The only weak spot in McNeill's masterful narrative arguably lies in his treatment of the dawning of environmental awareness in the industrialized world. He acknowledges that the rising popularity of ecological ideas constitutes an important development: "Between 1960 and 1990 a remarkable and potentially earth-shattering (earth-healing?) shift took place." But his treatment of this shift only occupies him for eight very sketchy and cursory pages, touching briefly on such figures as Rachel Carson and Wangari Maathai, or such events as Earth Day or the creation of UNEP, the United Nations Environment Programme. This amounts to perplexingly short shrift, in a lengthy and otherwise comprehensive book that so rigorously seeks to integrate cultural factors into our understanding of the planet's twentieth-century transformation. Perhaps the reason for this lies in McNeill's belief that environmentalism has so far merely offered tantalizing possibilities, rather than real, concrete changes in the way we shape the material world. "By far the most important political forces for environmental change," he writes, "were inadvertent and unwitting ones. Explicit, conscious environmental politics, while growing in impact after 1970, still operated in the shadow cast by conventional politics. This was true on both the international and national scales."

This may prove, in the end, to be a rather important blind spot in McNeill's analysis.
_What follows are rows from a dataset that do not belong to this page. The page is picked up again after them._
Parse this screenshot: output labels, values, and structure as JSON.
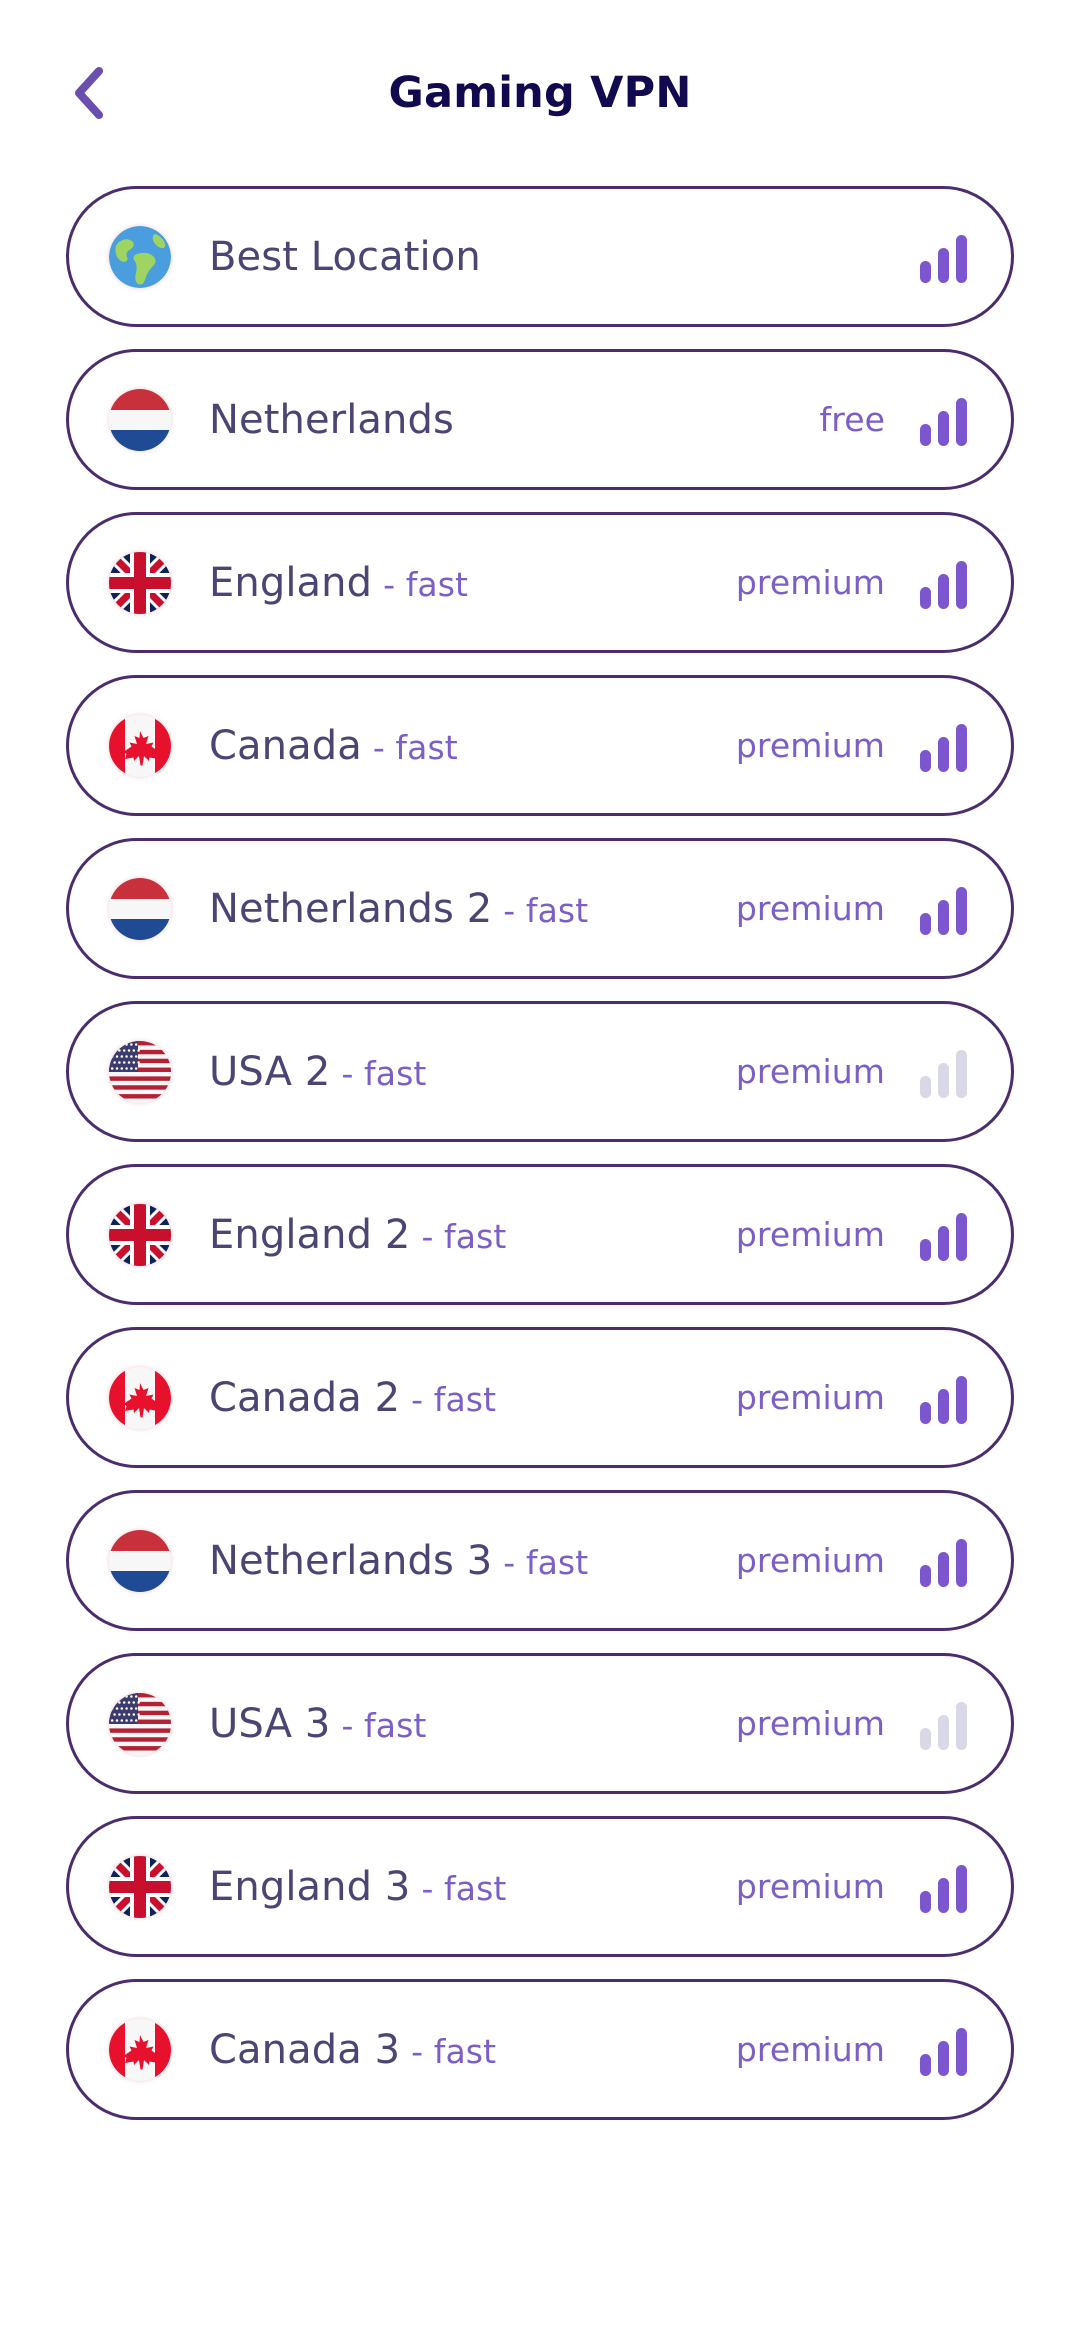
{
  "header": {
    "title": "Gaming VPN",
    "back_icon": "chevron-left-icon"
  },
  "colors": {
    "title": "#120a4f",
    "border": "#4b2c6e",
    "accent": "#7b56cf",
    "name_text": "#4a4573",
    "muted_bars": "#d9d8e6",
    "background": "#ffffff"
  },
  "server_list": [
    {
      "flag": "globe-icon",
      "name": "Best Location",
      "suffix": "",
      "tier": "",
      "signal": "on",
      "signal_bars": 3
    },
    {
      "flag": "flag-netherlands",
      "name": "Netherlands",
      "suffix": "",
      "tier": "free",
      "signal": "on",
      "signal_bars": 3
    },
    {
      "flag": "flag-england",
      "name": "England",
      "suffix": "- fast",
      "tier": "premium",
      "signal": "on",
      "signal_bars": 3
    },
    {
      "flag": "flag-canada",
      "name": "Canada",
      "suffix": "- fast",
      "tier": "premium",
      "signal": "on",
      "signal_bars": 3
    },
    {
      "flag": "flag-netherlands",
      "name": "Netherlands 2",
      "suffix": "- fast",
      "tier": "premium",
      "signal": "on",
      "signal_bars": 3
    },
    {
      "flag": "flag-usa",
      "name": "USA 2",
      "suffix": "- fast",
      "tier": "premium",
      "signal": "off",
      "signal_bars": 3
    },
    {
      "flag": "flag-england",
      "name": "England 2",
      "suffix": "- fast",
      "tier": "premium",
      "signal": "on",
      "signal_bars": 3
    },
    {
      "flag": "flag-canada",
      "name": "Canada 2",
      "suffix": "- fast",
      "tier": "premium",
      "signal": "on",
      "signal_bars": 3
    },
    {
      "flag": "flag-netherlands",
      "name": "Netherlands 3",
      "suffix": "- fast",
      "tier": "premium",
      "signal": "on",
      "signal_bars": 3
    },
    {
      "flag": "flag-usa",
      "name": "USA 3",
      "suffix": "- fast",
      "tier": "premium",
      "signal": "off",
      "signal_bars": 3
    },
    {
      "flag": "flag-england",
      "name": "England 3",
      "suffix": "- fast",
      "tier": "premium",
      "signal": "on",
      "signal_bars": 3
    },
    {
      "flag": "flag-canada",
      "name": "Canada 3",
      "suffix": "- fast",
      "tier": "premium",
      "signal": "on",
      "signal_bars": 3
    }
  ]
}
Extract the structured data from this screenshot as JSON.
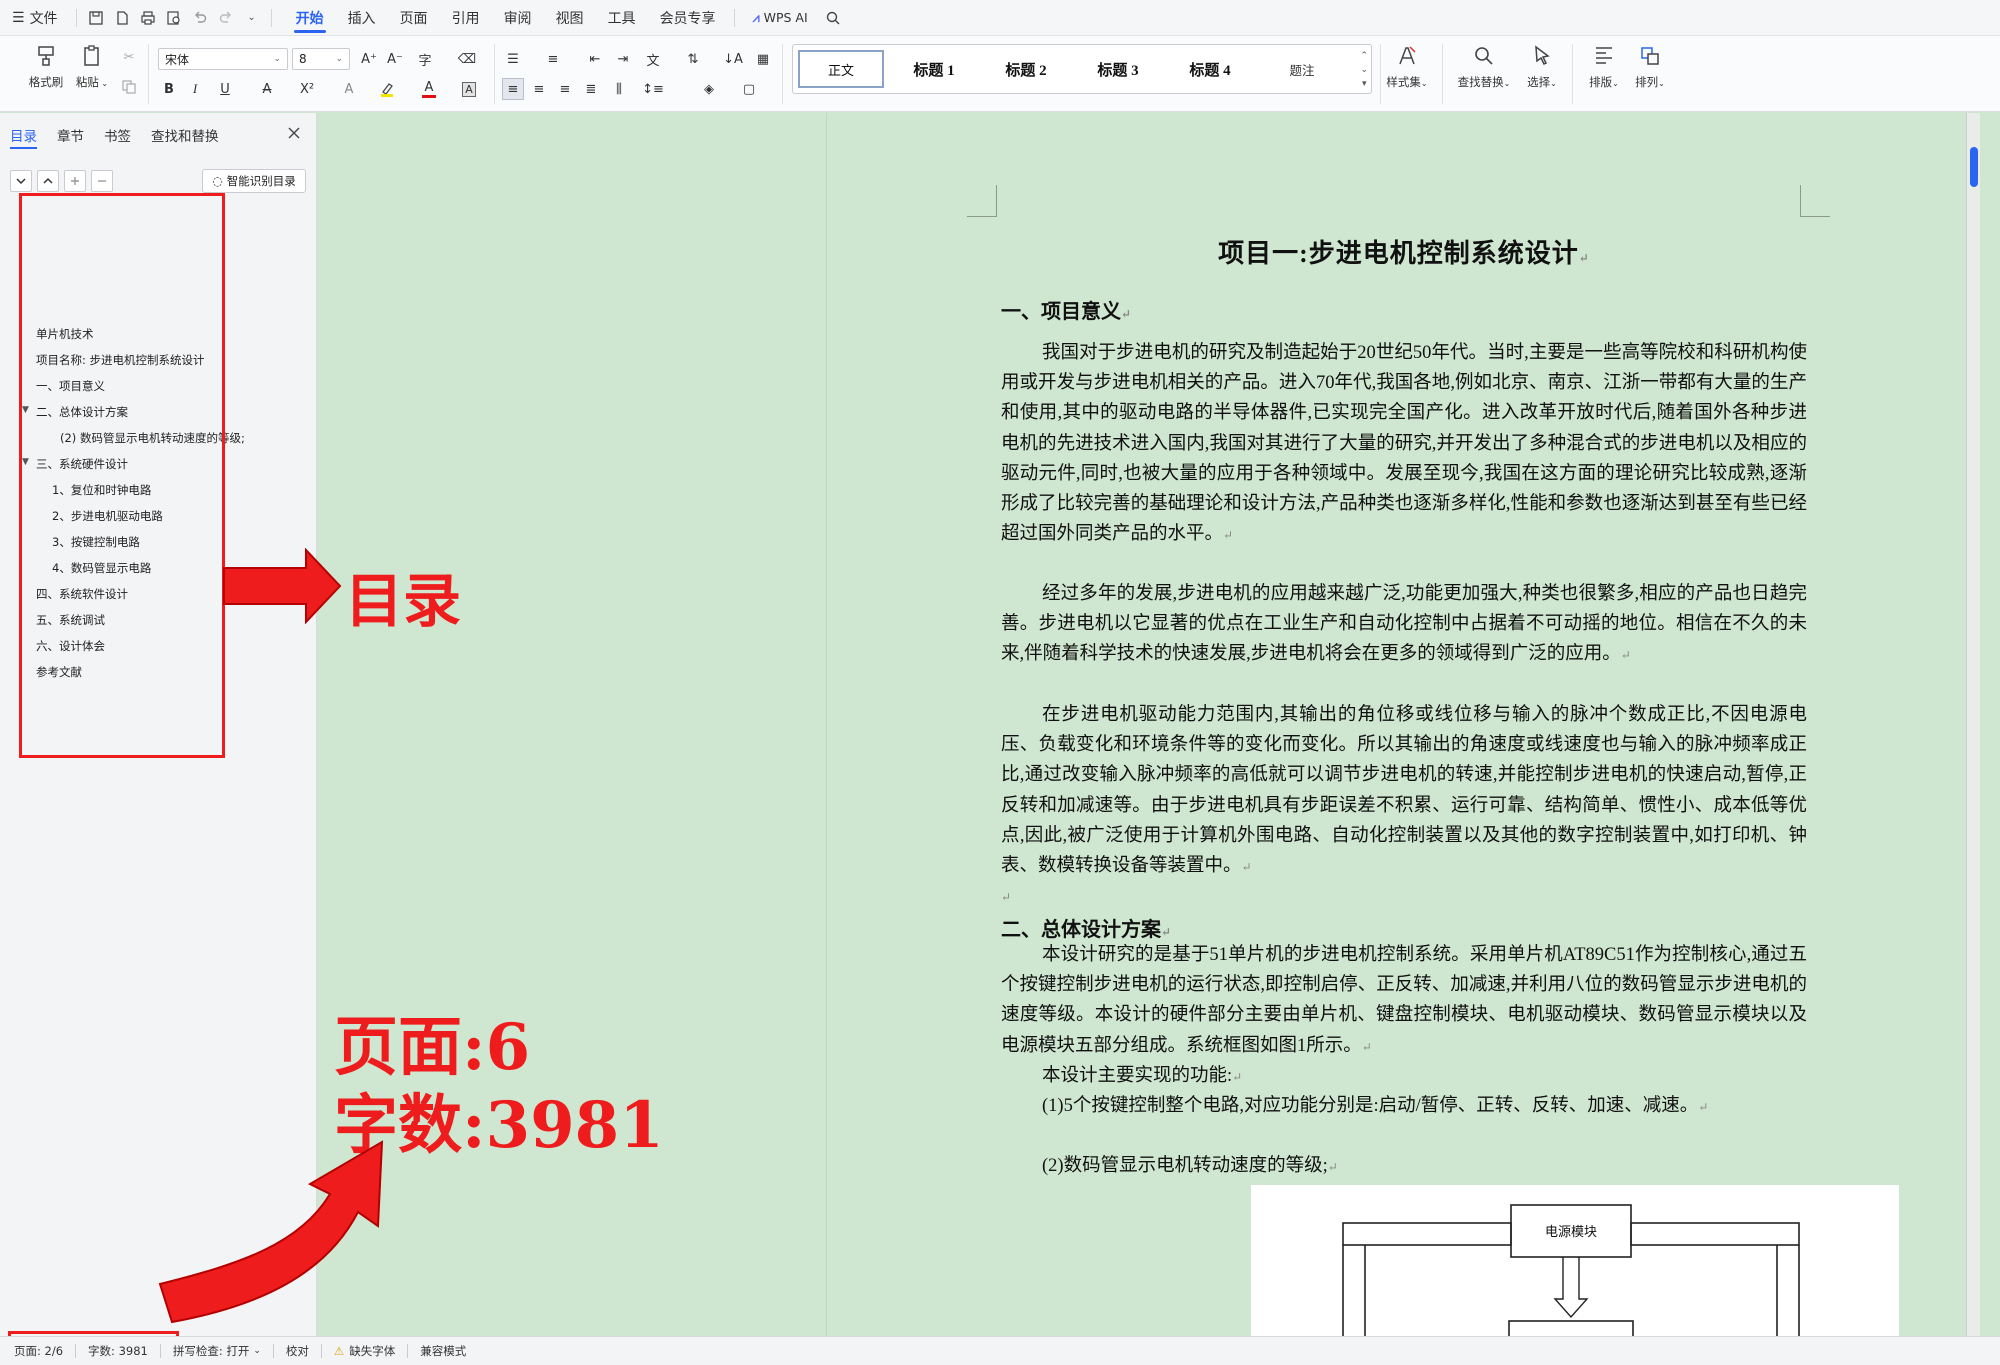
{
  "menubar": {
    "file": "文件",
    "tabs": [
      "开始",
      "插入",
      "页面",
      "引用",
      "审阅",
      "视图",
      "工具",
      "会员专享"
    ],
    "active_tab": "开始",
    "wps_ai": "WPS AI"
  },
  "ribbon": {
    "format_painter": "格式刷",
    "paste": "粘贴",
    "font_name": "宋体",
    "font_size": "8",
    "styles": [
      "正文",
      "标题 1",
      "标题 2",
      "标题 3",
      "标题 4",
      "题注"
    ],
    "style_set": "样式集",
    "find_replace": "查找替换",
    "select": "选择",
    "layout": "排版",
    "arrange": "排列",
    "bold": "B",
    "italic": "I",
    "underline": "U",
    "strike": "A",
    "superscript": "X²",
    "font_color_a": "A"
  },
  "nav": {
    "tabs": [
      "目录",
      "章节",
      "书签",
      "查找和替换"
    ],
    "active_tab": "目录",
    "smart_toc": "智能识别目录",
    "toc": [
      {
        "text": "单片机技术",
        "level": 0
      },
      {
        "text": "项目名称:    步进电机控制系统设计",
        "level": 0
      },
      {
        "text": "一、项目意义",
        "level": 0
      },
      {
        "text": "二、总体设计方案",
        "level": 0,
        "expanded": true
      },
      {
        "text": "(2) 数码管显示电机转动速度的等级;",
        "level": 1
      },
      {
        "text": "三、系统硬件设计",
        "level": 0,
        "expanded": true
      },
      {
        "text": "1、复位和时钟电路",
        "level": 1
      },
      {
        "text": "2、步进电机驱动电路",
        "level": 1
      },
      {
        "text": "3、按键控制电路",
        "level": 1
      },
      {
        "text": "4、数码管显示电路",
        "level": 1
      },
      {
        "text": "四、系统软件设计",
        "level": 0
      },
      {
        "text": "五、系统调试",
        "level": 0
      },
      {
        "text": "六、设计体会",
        "level": 0
      },
      {
        "text": "参考文献",
        "level": 0
      }
    ]
  },
  "annotations": {
    "toc_label": "目录",
    "page_label": "页面:6",
    "words_label": "字数:3981"
  },
  "document": {
    "title": "项目一:步进电机控制系统设计",
    "h1": "一、项目意义",
    "p1": "我国对于步进电机的研究及制造起始于20世纪50年代。当时,主要是一些高等院校和科研机构使用或开发与步进电机相关的产品。进入70年代,我国各地,例如北京、南京、江浙一带都有大量的生产和使用,其中的驱动电路的半导体器件,已实现完全国产化。进入改革开放时代后,随着国外各种步进电机的先进技术进入国内,我国对其进行了大量的研究,并开发出了多种混合式的步进电机以及相应的驱动元件,同时,也被大量的应用于各种领域中。发展至现今,我国在这方面的理论研究比较成熟,逐渐形成了比较完善的基础理论和设计方法,产品种类也逐渐多样化,性能和参数也逐渐达到甚至有些已经超过国外同类产品的水平。",
    "p2": "经过多年的发展,步进电机的应用越来越广泛,功能更加强大,种类也很繁多,相应的产品也日趋完善。步进电机以它显著的优点在工业生产和自动化控制中占据着不可动摇的地位。相信在不久的未来,伴随着科学技术的快速发展,步进电机将会在更多的领域得到广泛的应用。",
    "p3": "在步进电机驱动能力范围内,其输出的角位移或线位移与输入的脉冲个数成正比,不因电源电压、负载变化和环境条件等的变化而变化。所以其输出的角速度或线速度也与输入的脉冲频率成正比,通过改变输入脉冲频率的高低就可以调节步进电机的转速,并能控制步进电机的快速启动,暂停,正反转和加减速等。由于步进电机具有步距误差不积累、运行可靠、结构简单、惯性小、成本低等优点,因此,被广泛使用于计算机外围电路、自动化控制装置以及其他的数字控制装置中,如打印机、钟表、数模转换设备等装置中。",
    "h2": "二、总体设计方案",
    "p4": "本设计研究的是基于51单片机的步进电机控制系统。采用单片机AT89C51作为控制核心,通过五个按键控制步进电机的运行状态,即控制启停、正反转、加减速,并利用八位的数码管显示步进电机的速度等级。本设计的硬件部分主要由单片机、键盘控制模块、电机驱动模块、数码管显示模块以及电源模块五部分组成。系统框图如图1所示。",
    "p5": "本设计主要实现的功能:",
    "p6": "(1)5个按键控制整个电路,对应功能分别是:启动/暂停、正转、反转、加速、减速。",
    "p7": "(2)数码管显示电机转动速度的等级;",
    "figure_box": "电源模块"
  },
  "statusbar": {
    "page": "页面: 2/6",
    "words": "字数: 3981",
    "spell": "拼写检查: 打开",
    "proof": "校对",
    "missing_font": "缺失字体",
    "compat": "兼容模式"
  },
  "colors": {
    "accent": "#2b64f0",
    "annotation_red": "#ee1c1c",
    "doc_bg": "#cfe6d0"
  }
}
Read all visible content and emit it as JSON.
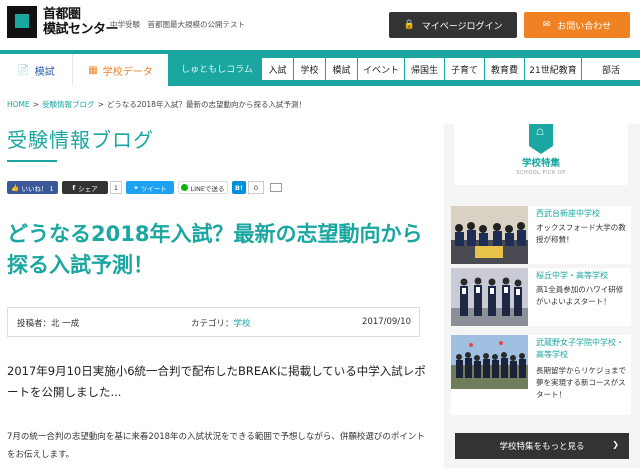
{
  "header": {
    "logo_line1": "首都圏",
    "logo_line2": "模試センター",
    "tagline": "中学受験　首都圏最大規模の公開テスト",
    "login_label": "マイページログイン",
    "contact_label": "お問い合わせ"
  },
  "nav": {
    "tab_moshi": "模試",
    "tab_school_data": "学校データ",
    "tab_column": "しゅともしコラム",
    "menu": [
      "入試",
      "学校",
      "模試",
      "イベント",
      "帰国生",
      "子育て",
      "教育費",
      "21世紀教育",
      "部活"
    ]
  },
  "breadcrumb": {
    "home": "HOME",
    "blog": "受験情報ブログ",
    "current": "どうなる2018年入試？最新の志望動向から探る入試予測！",
    "separator": ">"
  },
  "blog_title": "受験情報ブログ",
  "share": {
    "like": "いいね！ 1",
    "fb_share": "シェア",
    "fb_count": "1",
    "tweet": "ツイート",
    "line": "LINEで送る",
    "hatena": "B!",
    "hatena_count": "0"
  },
  "article": {
    "title": "どうなる2018年入試？最新の志望動向から探る入試予測！",
    "author": "投稿者：北 一成",
    "category_label": "カテゴリ：",
    "category": "学校",
    "date": "2017/09/10",
    "lead": "2017年9月10日実施小6統一合判で配布したBREAKに掲載している中学入試レポートを公開しました...",
    "body": "7月の統一合判の志望動向を基に来春2018年の入試状況をできる範囲で予想しながら、併願校選びのポイントをお伝えします。"
  },
  "sidebar": {
    "title": "学校特集",
    "subtitle": "SCHOOL PICK UP",
    "cards": [
      {
        "title": "西武台新座中学校",
        "desc": "オックスフォード大学の教授が称賛！"
      },
      {
        "title": "桜丘中学・高等学校",
        "desc": "高1全員参加のハワイ研修がいよいよスタート！"
      },
      {
        "title": "武蔵野女子学院中学校・高等学校",
        "desc": "長期留学からリケジョまで 夢を実現する新コースがスタート！"
      }
    ],
    "more_label": "学校特集をもっと見る"
  },
  "colors": {
    "teal": "#1aa7a1",
    "orange": "#f08223",
    "dark": "#333333",
    "link_blue": "#2a5db0",
    "facebook": "#3b5998",
    "twitter": "#1da1f2",
    "line": "#00b900",
    "hatena": "#008fde"
  }
}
The transformation of societies, laws, economies, and mentalit»s brought about between 1960 and 2000 by the "rise of ecology" actually constituted far more than a mere glimmer of future potentials. One can make a good case that those four decades saw widespread changes in consumption patterns, production methods, political priorities, lifestyles, and values that already added up to a highly significant shift by the end of the century. Though it is easy to become demoralized by the cretinous persistence of gas-guzzling SUV's on our roads and by the recalcitrance of many of our fellow citizens when it comes to making sacrifices in the name of ecological restraint, the full picture is more complicated than this. On the one hand, McNeill is surely right when he concludes that contemporary society remains far indeed from achieving (or even envisioning) a state of sustainable development. On the other hand, it would be an equally important mistake to underestimate the variety, sweep, and (in some cases) depth of the changes that have already taken place. Most industrial democracies, by the year 2000, have begun to take important (albeit uneven) steps in the direction of sustainability " and to discount this fact is just as misleading as to overestimate it. True, we have a very, very long way to go: from modes of agriculture to patterns of travel, from consumerism to waste, from global poverty to global population, the challenges ahead remain daunting indeed. But to deny that we have already started to move, in important ways, during the last few decades of the twentieth century, is both inaccurate and needlessly depressing. Not all the changes triggered by the rise of environmentalism have been superficial ones.

None of this, however, diminishes in the slightest the fact that McNeill's book offers an extremely valuable tool for all those who take an interest in matters of ecology. As a wake-up call to some readers, as a powerful source of synthesis and clarification for others, as a reference tool for still others, it takes us an important step closer to comprehending the state of our global environment and where our priorities should lie. It offers a model of judicious, sophisticated scholarship in the field of environmental history " an extremely ambitious, and impressively successful, intellectual journey.